The particular problem of empyema developing in the setting of a trapped lung warrants further comment. Unfortunately in these cases, as the lung cannot reexpand to obliterate the infected pleural space, it becomes very difficult to eradicate the infection with drainage and antibiotics alone. Surgical decortication intuitively would seem to be the treatment of choice, but this may not be a particularly well-tolerated procedure in this palliative patient population. In many cases, the TPC can be maintained in place chronically to maintain pleural drainage in a medical variant of the Claggett procedure, with antibiotics maintained in the long term to suppress the infection.
As physicians place more TPCs for the treatment of malignant pleural effusions, the occasions when they will have to manage their associated complications will increase.

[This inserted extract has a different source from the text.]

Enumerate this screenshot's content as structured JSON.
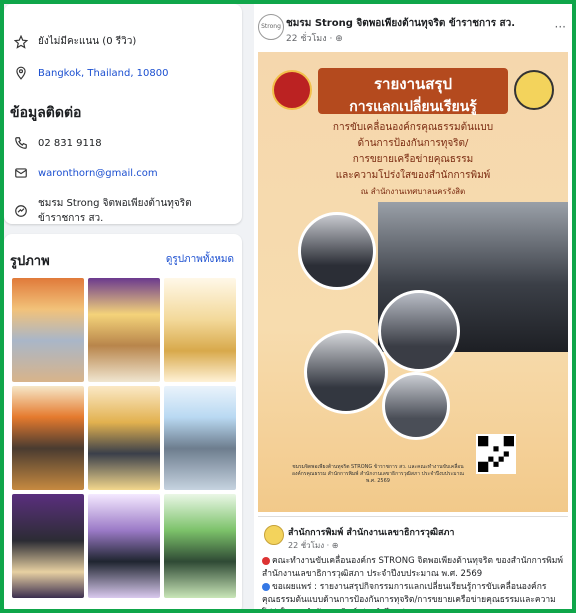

Empyema is perhaps the most serious complication noted with TPCs, but in our experience and as noted in this publication, the majority can be managed successfully by ensuring adequate antibiotic treatment and pleural drainage, often without the need for additional pleural procedures. Patients and their caregivers should be made aware of potential infectious complications of this treatment approach and should have rapid access to the treatment team if a problem arises. Careful attention to sterile techniques, both during insertion and the drainage procedure, is likely an important factor in minimizing this risk.